Well, here we are. In the heart of the Punavuori endz. Walking down the stairs leading to a basement studio, which belongs to the independent label Skorpioni, rapper Noah Kin and grime duo Töölön Ketterä. The staircase is covered in snow (melted into water).
Tuisku Hakoniemi, aka Matti8, the mc of Töölön Ketterä, has invited DUMBØ to join their recording session on a dark Friday night. The other half of the group, producer Fedja Kamari aka Handshaking, is unfortunately unable to attend this time.
An NBA Jam Arcade Machine is lying in the corner of the studio. The side table is full of vinyls, Aaliyah’s LP showcased separately from the rest. Matti8 and Töölön Ketterä’s studio engineer ”Royal Fri” are both eating kebab in the control room.
As the name of the group already suggests, Töölön Ketterä is from a Helsinki neighbourhood called Töölö. They refer to the borough on the chorus of their breakthrough single Ludoo, just like Jormas did with Punavuori. ”When you arrive in Front Töölö, the sun rises again…”
It has only been a year since I first discovered Töölön Ketterä - or Matti8 to be exact. He dropped a freestyle over the instrumental of Rude Kid’s One Take on the 24th of January 2016 and someone posted it on Ylilauta (the Finnish equivalent to 4chan). I stumbled into the track a few days later.
I thought it (uploading the freestyle on YouTube) was a small move. But now when I rewind to that moment, I see that it was an important step in a sense. And it was the first track ever where the name Töölön Ketterä was mentioned.
It’s crazy. Töölön Ketterä released their debut single in March 2016. Since then, the duo has already been nominated for an Emma Award (Finnish Grammy), performed at some of the biggest Finnish festivals, signed a recording deal with the highly regarded PME Records (a label run by Finnish superstar group JVG) and scored a booking contract with Alt Agency. In less than a year!
The whole idea of the band came through the fact that we’ve been roommates with Fedja for almost two years now. Originally we attended the same course in junior high school. We had a mutual friend, who was a proper house head and the three of us tried to form a house collective of some sort.

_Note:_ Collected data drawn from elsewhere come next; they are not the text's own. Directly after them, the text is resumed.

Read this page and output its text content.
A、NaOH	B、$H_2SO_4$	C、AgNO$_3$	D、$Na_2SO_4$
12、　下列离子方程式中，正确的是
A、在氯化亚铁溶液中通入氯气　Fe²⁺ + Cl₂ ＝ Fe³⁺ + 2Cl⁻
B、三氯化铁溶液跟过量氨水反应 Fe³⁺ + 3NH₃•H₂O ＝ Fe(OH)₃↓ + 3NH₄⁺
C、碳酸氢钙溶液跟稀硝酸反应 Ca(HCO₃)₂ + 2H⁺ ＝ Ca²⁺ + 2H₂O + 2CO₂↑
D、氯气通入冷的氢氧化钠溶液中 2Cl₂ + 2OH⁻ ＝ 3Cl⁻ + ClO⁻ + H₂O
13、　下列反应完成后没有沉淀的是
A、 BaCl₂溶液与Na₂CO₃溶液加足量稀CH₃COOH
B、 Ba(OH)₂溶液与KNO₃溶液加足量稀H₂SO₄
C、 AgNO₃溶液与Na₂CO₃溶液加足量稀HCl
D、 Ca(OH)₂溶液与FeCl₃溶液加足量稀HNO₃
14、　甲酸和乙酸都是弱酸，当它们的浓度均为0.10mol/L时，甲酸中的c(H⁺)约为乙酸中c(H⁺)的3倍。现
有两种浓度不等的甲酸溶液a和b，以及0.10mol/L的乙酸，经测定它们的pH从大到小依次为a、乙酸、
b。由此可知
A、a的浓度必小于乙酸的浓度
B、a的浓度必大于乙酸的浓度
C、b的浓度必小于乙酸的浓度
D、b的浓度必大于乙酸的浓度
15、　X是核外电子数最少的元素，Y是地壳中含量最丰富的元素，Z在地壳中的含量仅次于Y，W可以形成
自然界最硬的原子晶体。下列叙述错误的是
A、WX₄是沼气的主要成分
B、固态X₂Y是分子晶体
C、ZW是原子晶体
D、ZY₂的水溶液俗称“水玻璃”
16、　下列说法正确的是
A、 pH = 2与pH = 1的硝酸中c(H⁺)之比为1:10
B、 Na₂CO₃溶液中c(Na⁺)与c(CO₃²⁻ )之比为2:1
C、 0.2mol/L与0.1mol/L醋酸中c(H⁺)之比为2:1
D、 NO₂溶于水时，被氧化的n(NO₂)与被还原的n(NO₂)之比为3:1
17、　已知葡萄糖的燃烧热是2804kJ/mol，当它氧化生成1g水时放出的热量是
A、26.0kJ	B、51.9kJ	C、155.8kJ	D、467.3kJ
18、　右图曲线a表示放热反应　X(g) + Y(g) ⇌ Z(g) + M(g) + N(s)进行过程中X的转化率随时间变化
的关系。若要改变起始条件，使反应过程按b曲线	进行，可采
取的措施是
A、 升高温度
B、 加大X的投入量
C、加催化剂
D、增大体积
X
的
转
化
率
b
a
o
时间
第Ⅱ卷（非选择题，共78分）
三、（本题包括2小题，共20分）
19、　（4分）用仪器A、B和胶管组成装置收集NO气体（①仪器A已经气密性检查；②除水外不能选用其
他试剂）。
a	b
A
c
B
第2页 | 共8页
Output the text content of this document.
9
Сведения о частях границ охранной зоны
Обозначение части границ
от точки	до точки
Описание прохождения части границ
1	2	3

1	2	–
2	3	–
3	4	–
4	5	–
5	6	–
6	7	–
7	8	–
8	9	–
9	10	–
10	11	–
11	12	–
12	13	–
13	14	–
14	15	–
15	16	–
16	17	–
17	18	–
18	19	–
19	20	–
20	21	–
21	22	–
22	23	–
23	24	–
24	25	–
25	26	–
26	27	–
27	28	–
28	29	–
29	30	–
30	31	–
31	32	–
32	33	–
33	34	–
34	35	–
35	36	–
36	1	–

It didn’t work out back then, unlike with Töölön Ketterä.
In the studio, they mix and combine influences from rap, garage, bassline house and especially grime. Matti8 has an aggressive flow and attitude in his fast-paced verses. On stage, they are admirably energetic performers. Producer Handshaking has a background in house music, whereas Matti8 started his career playing and singing in punk projects. I can’t help wondering; does the aggressiveness of their music and live shows stem from the era of punk?
Yeah, maybe we have scooped up some of the punk attitude into our gigs. But to be honest, we haven’t even planned our live sets in any way with Fedja. It’s just natural: when we go on stage, we go flat out.
At some point of my punk era, I noticed that more and more of my friends were anarchists and left-wingers, instead of just drunken growlers. That’s when rap started to hit through harder. Seeing a live set from Julma H in a squat was a big deal. I started listening to Public Enemy, NWA and so forth. Punk was left behind and our crust punk projects with OD Kokemus (Finnish alternative mc / producer) turned into rap too.
When a brand new group receives followers, attention, nominations and gigs quickly, the envy of other rappers can’t be avoided. Finnish rappers like Kingfish and Pajafella have fired shots at Töölön Ketterä during the last few months.
We’ve seen Fisu (Kingfish) in the city on random occasions and have always shaken hands. He has also performed at our club events. When I heard what he said about us, I sent a DM to him and asked what’s good? He replied that it was only a joke, chill, nothing personal. For what it’s worth, I’ve tried to take advice from older colleagues and also tried to ignore all the bs.
Although Matti8 spits some serious heat with his breathtaking flow, he doesn’t swear all that much, doesn’t rap about getting wasted, doesn’t call women bitches etc. Vice versa, actually: he has raised awareness of the status of women in rap lyrics.
When a Finnish rapper wants to do a guaranteed hit single, he aims for a drinking song. This is always the artist’s own choice and I don’t have any right to criticize, but I personally don’t feel that this genre needs tracks like those. It isn’t even challenging in any way.